Challenges we ran into
1. The important challenge for us was that there are numerous solutions out there in the market which address the same problem. The most important question that we had to answer was, “How can vision stand out among its competitors”.
2. Since, we are dealing with a very sensitive use-case, we had to tick all the boxes right and assure 100% quality. A minute error in the application might cause a catastrophic impact. Hence, we have utilized cloud-hosted state-of-the-art models, models custom trained for visually impaired which are highly reliable and deliver accurate results.
3. Secondly, while creating a mobile app for visually impaired people, we need to ensure that it is usable and accessible by the consumer. To address this, we came up with a very minimalistic gesture-controlled UI design, which provides ease of access to the user.
4. Thirdly, catering to the needs of people in a country like India with such a diverse population is a challenge by itself. To solve this, we have added support of 70+ languages with native fluency in almost over 30 languages.
5. Most importantly, vision must be able to model the real world effectively. The feature that makes VISION stand out as unique is its ability to fit across custom situations such as currency note detection, traffic signal detection, etc., which can be integrated with the existing application seamlessly.
6. Hence, there were a lot of challenges we had to face in this 6-month long journey of developing vision.
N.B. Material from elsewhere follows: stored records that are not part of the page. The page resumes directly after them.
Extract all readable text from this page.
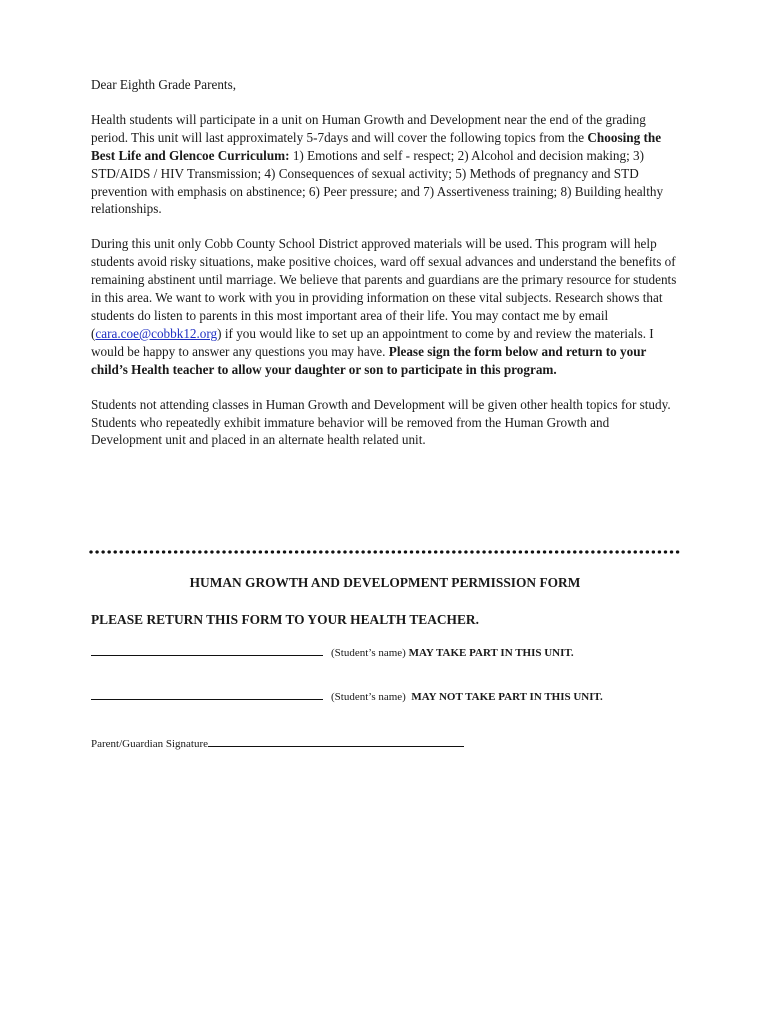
Dear Eighth Grade Parents,

Health students will participate in a unit on Human Growth and Development near the end of the grading period. This unit will last approximately 5-7days and will cover the following topics from the Choosing the Best Life and Glencoe Curriculum: 1) Emotions and self - respect; 2) Alcohol and decision making; 3) STD/AIDS / HIV Transmission; 4) Consequences of sexual activity; 5) Methods of pregnancy and STD prevention with emphasis on abstinence; 6) Peer pressure; and 7) Assertiveness training; 8) Building healthy relationships.

During this unit only Cobb County School District approved materials will be used. This program will help students avoid risky situations, make positive choices, ward off sexual advances and understand the benefits of remaining abstinent until marriage. We believe that parents and guardians are the primary resource for students in this area. We want to work with you in providing information on these vital subjects. Research shows that students do listen to parents in this most important area of their life. You may contact me by email (cara.coe@cobbk12.org) if you would like to set up an appointment to come by and review the materials. I would be happy to answer any questions you may have. Please sign the form below and return to your child’s Health teacher to allow your daughter or son to participate in this program.

Students not attending classes in Human Growth and Development will be given other health topics for study. Students who repeatedly exhibit immature behavior will be removed from the Human Growth and Development unit and placed in an alternate health related unit.

HUMAN GROWTH AND DEVELOPMENT PERMISSION FORM
PLEASE RETURN THIS FORM TO YOUR HEALTH TEACHER.
(Student’s name) MAY TAKE PART IN THIS UNIT.
(Student’s name) MAY NOT TAKE PART IN THIS UNIT.
Parent/Guardian Signature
But, as a team, we came across all of it and were able to come up with a product that would change the lifestyle of millions of people.
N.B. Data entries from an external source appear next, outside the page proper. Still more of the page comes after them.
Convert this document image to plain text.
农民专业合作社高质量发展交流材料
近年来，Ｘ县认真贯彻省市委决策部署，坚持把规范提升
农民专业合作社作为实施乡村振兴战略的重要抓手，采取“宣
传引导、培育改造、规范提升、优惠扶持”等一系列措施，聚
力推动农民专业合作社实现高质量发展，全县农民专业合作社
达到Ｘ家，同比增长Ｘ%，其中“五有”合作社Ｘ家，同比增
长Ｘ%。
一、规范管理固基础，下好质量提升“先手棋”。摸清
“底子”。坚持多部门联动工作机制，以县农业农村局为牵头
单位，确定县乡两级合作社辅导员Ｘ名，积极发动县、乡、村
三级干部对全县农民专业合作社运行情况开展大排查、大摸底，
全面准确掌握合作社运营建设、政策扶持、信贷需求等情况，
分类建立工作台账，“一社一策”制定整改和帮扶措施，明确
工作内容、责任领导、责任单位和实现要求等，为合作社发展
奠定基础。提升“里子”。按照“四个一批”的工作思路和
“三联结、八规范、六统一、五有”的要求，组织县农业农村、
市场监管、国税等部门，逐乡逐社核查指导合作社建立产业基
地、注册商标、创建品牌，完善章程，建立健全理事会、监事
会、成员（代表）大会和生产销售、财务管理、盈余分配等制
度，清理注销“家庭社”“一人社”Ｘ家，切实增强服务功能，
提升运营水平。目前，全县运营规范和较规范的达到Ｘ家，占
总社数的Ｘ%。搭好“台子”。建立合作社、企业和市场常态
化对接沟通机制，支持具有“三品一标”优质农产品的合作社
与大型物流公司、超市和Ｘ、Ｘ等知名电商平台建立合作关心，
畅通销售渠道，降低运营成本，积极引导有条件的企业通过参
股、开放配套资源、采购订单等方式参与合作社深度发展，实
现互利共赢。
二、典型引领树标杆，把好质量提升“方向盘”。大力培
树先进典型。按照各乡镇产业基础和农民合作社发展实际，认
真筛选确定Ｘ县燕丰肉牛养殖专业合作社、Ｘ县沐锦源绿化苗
Accomplishments that we're proud of
1. Created a simple UI design for Visually impaired
2. Made it to work realtime without compromising on features
3. Provided support to 70+ languages.
Future Scope for Vision
1. The application can be made personalized to the user to work according to the user’s context to give user-customized image description.
2. Use advanced geospatial coordinate indices to give location assistance to the user based on their needs.
3. Use of 3-d image mapping to completely assist the user when they are present outdoor or in harsh terrains.